Given a string s without spaces, a character ch and an integer count. Your task is to return the substring that remains after the character ch has appeared count number of times.
Note:  Assume upper case and lower case alphabets are different. “”(Empty string) should be returned if it is not possible, or the remaining substring is empty.

Examples:

Input: s = "Thisisdemostring", ch = 'i', count = 3
Output: ng
Explanation: The remaining substring of s after the 3rd
occurrence of 'i' is "ng", hence the output is ng.

Input: s = "Thisisdemostri", ch = 'i', count = 3
Output: ""
Explanation: The 3rd occurence of 'i' is at the last index. In this case the remaining substring is empty, hence we return empty string.

Input: s = "abcd", ch = 'x', count = 2
Output: ""
Explanation: The character x is not present in the string, hence we return empty string.

Expected Time Complexity: O(|s|)
Expected Auxiliary Space: O(1)

Constraints:
1<= s.length()<=10⁵
1<=count<=s.length()
s[i] is both upper case and lower case

Approach 01:

#include <string>
using namespace std;

class Solution {
public:
    string printString(string s, char ch, int count) {
        int n = s.length();
        int i = 0;

        for (i = 0; i < n; i++) {
            if (count == 0) {
                break;
            }
            if (s[i] == ch) {
                count--;
            }
        }

        string result = s.substr(i, n - i);
        return result;
    }
};

class Solution:
    def printString(self, s, ch, count):
        n = len(s)
        i = 0
        for i in range(n):
            if(count == 0):
                break
            if(s[i] == ch):
                count -= 1
            i += 1
        result = s[i:n]
        return result

Time Complexity

• Iteration through the string:

  The loop iterates through the string once, making the time complexity \( O(n) \), where n is the length of the string s.

• Substr operation:

  The substr function takes \( O(n) \) time as it needs to copy a portion of the string.

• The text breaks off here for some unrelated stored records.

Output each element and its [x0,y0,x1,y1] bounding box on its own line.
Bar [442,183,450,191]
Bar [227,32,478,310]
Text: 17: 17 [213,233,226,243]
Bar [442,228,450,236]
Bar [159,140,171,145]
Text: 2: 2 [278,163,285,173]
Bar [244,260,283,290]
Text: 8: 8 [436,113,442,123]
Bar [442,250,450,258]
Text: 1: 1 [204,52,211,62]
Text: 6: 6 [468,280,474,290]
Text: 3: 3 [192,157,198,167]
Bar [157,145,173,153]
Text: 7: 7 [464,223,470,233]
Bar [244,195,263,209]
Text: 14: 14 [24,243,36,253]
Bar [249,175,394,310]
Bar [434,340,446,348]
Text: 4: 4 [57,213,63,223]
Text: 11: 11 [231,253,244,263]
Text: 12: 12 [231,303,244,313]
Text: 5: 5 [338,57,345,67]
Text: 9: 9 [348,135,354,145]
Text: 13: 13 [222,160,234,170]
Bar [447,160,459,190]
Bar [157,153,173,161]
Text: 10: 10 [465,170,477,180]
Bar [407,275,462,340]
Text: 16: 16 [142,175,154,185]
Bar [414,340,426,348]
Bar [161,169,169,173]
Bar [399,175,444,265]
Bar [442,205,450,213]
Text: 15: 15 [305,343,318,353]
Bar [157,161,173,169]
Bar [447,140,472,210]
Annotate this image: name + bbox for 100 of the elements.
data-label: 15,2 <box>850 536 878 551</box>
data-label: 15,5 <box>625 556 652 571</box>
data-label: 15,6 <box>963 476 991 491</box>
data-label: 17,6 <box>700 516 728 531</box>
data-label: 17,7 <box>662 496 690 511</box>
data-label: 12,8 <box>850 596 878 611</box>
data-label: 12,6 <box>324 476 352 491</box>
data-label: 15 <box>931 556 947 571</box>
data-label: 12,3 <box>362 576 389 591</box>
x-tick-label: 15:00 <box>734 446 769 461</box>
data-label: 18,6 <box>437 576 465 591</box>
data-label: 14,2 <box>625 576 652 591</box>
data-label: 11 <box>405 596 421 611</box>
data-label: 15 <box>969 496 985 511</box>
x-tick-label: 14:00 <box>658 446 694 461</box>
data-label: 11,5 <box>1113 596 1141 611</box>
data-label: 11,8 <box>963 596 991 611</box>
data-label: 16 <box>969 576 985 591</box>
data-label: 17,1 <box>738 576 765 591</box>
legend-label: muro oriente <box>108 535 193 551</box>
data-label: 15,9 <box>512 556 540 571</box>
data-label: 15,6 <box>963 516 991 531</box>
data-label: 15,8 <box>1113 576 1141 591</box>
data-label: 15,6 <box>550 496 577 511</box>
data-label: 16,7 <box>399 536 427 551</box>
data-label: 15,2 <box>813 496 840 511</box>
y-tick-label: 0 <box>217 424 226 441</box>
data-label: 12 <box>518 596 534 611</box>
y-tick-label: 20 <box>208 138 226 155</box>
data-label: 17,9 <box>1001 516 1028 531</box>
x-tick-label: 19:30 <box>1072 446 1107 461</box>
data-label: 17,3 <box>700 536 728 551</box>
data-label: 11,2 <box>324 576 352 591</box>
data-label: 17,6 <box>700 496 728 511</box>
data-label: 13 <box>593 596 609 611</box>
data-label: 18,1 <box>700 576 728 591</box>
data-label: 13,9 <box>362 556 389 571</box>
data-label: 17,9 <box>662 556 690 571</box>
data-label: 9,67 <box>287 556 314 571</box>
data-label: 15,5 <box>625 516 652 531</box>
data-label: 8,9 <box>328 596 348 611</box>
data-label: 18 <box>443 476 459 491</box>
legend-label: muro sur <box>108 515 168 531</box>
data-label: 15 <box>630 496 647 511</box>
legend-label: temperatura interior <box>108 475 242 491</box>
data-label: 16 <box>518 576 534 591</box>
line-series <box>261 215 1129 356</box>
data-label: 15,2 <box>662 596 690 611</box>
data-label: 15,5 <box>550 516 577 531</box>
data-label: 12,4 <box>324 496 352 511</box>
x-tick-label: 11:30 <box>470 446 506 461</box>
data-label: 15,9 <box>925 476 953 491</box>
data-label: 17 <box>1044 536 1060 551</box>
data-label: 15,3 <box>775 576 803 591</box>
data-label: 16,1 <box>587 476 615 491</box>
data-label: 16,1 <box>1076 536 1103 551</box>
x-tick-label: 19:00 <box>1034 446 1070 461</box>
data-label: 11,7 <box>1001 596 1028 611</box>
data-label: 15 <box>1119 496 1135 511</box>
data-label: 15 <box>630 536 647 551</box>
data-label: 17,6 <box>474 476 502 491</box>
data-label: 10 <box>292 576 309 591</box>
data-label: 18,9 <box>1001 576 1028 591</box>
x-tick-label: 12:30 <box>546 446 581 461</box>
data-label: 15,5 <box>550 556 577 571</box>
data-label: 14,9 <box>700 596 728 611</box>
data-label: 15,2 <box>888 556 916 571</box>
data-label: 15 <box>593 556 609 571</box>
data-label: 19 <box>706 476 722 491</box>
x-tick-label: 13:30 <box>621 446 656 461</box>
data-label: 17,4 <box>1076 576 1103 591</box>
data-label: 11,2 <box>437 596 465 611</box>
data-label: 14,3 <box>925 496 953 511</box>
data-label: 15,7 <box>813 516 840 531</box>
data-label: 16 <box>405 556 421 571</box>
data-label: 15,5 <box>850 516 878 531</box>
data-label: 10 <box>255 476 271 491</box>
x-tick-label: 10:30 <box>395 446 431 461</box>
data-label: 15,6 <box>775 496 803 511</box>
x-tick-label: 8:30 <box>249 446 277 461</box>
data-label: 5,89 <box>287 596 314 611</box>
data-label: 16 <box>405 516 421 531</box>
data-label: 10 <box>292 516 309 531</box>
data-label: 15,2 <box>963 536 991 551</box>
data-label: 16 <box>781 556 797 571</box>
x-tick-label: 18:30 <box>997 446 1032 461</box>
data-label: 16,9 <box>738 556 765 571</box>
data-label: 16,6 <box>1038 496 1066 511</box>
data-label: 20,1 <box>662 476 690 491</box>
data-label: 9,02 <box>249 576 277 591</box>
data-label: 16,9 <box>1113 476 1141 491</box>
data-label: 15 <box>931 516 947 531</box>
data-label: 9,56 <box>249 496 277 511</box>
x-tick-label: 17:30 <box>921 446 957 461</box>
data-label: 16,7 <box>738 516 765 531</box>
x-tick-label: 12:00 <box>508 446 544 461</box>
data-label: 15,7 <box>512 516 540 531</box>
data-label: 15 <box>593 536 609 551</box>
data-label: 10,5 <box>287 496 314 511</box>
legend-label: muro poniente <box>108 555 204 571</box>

• Overall Time Complexity:

  The overall time complexity is \( O(n) \).

Space Complexity

• Auxiliary Space:

  The function uses a constant amount of additional space for variables i, n, and count, resulting in \( O(1) \) space usage.

• Result Storage:

  The substr function creates a new string, which can be up to the length of s. Therefore, it uses \( O(n) \) space.

• Overall Space Complexity:

  The overall space complexity is \( O(n) \).